The cryptocurrency scene has really boomed for the summer, with Bitcoin (CRYPTO:BTC) leading the way higher while newly-public crypto infrastructure firms attracted more capital from excited retail investors. Indeed, it’s a good time to be back in the blockchain trade, which may have legs for further gains going into the new year.
Beyond Bitcoin, Ethereum (CRYPTO:ETH) and Cardano (CRYPTO:ADA) are among the most intriguing of up-and-comers to play a sort of “catch-up” rally. Of course, it’s virtually impossible to catch up to Bitcoin, the crypto leader, but I do think that those seeking to further diversify their crypto portfolios may wish to explore the potential catalysts on the horizon with the likes of ETH and ADA.
The crypto market is getting hot again. And it’s not just about Bitcoin anymore.
As always, cryptocurrencies of all sorts are subject to profound levels of volatility. And while I do think the asset class is worthy of a small portion of a diversified portfolio, investors must be ready to ride out not only the heated crypto summers, but the horrendous crypto winters as well. Indeed, it’s been quite a while since we’ve had the last prolonged downturn in the crypto markets.
Either way, I do think that investing only what one’s comfortable parting with is the best course as the red-hot asset class surges while new investors look to punch their ticket to crypto and blockchain infrastructure plays’ IPOs on day one. Sure, there’s a lot of potential and upside, but with that comes a degree of risk that some may not be all too comfortable stomaching.
For those keen on picking up some more crypto while focusing on opportunities in the space that go well beyond Bitcoin, the big question is whether ETH or ADA is the better bet moving forward. It’s not an easy question to answer, but in this piece, we’ll have a closer look at which cryptocurrency looks more enticing for investors looking to build a position over the next 12-18 months.

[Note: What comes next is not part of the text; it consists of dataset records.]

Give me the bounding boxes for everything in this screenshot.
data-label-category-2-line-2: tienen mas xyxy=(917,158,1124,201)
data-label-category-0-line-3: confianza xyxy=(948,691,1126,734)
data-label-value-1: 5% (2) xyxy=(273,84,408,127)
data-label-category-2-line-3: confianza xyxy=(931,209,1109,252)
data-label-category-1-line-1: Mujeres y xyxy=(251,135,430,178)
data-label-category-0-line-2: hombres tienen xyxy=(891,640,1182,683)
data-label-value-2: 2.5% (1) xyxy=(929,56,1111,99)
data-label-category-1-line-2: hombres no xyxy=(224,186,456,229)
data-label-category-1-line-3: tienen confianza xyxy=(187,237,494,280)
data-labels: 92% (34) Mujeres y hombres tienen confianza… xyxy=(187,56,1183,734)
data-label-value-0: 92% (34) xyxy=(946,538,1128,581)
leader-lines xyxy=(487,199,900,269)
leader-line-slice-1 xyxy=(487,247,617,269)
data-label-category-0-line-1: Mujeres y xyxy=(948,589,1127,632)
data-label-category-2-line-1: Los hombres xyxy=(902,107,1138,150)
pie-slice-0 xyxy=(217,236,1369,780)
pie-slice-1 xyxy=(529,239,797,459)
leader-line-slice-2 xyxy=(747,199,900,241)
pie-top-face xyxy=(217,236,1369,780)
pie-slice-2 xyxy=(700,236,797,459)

Ethereum is gaining ground. Could a breakout moment be ahead?
It’s a good time to be a holder of Ethereum in recent months, with the crypto more than doubling (110% gain) in the last three months. Just 10% away from all-time highs, it certainly seems like there’s an opportunity to ride the crypto that may very well become the next big crypto in the eyes of corporate America and perhaps the rest of the world.
Of course, there’s a high degree of risk in chasing such a hot asset after a sudden surge. However, it’s tough to ignore the potential behind one of the most significant pillars of blockchain infrastructure. Whether we’re talking about growing regulatory confidence (think the GENIUS Act), new advances in DeFi (decentralized finance) and tokenization of assets, and, of course, sheer momentum, I think ETH has room to run from current levels.
In any case, I’d much rather step in after a confirmed breakout past resistance or after a sizeable pullback should such a breakout falter. Time will tell what happens to prices as the crypto approaches a major ceiling of resistance at just shy of $6,000. If the level can be breached, perhaps there’s room to roar.
Cardano looks intriguing, too
Cardano may be more appealing to risk-takers seeking greater upside or those looking for a relative value play. Of course, it’s tough to value cryptocurrencies, but given the lack of appreciation and the fact that prices are still down close to 70% from their all-time highs, it’s hard not to view ADA as a comeback play, especially as more light is shed on themes that could eventually cause the cryptocurrency to catch up with its bigger brothers.
Though government embrace and other industry-wide drivers could help fuel a comeback in ADA, I do think that ETH is a smarter bet for those looking for a more mature ecosystem as the next wave of crypto boom takes hold. I could be wrong, but I’d have to go with ETH, which is a relative blue chip, over the still-intriguing, but less-heated ADA, which is still down close to 10% on the year.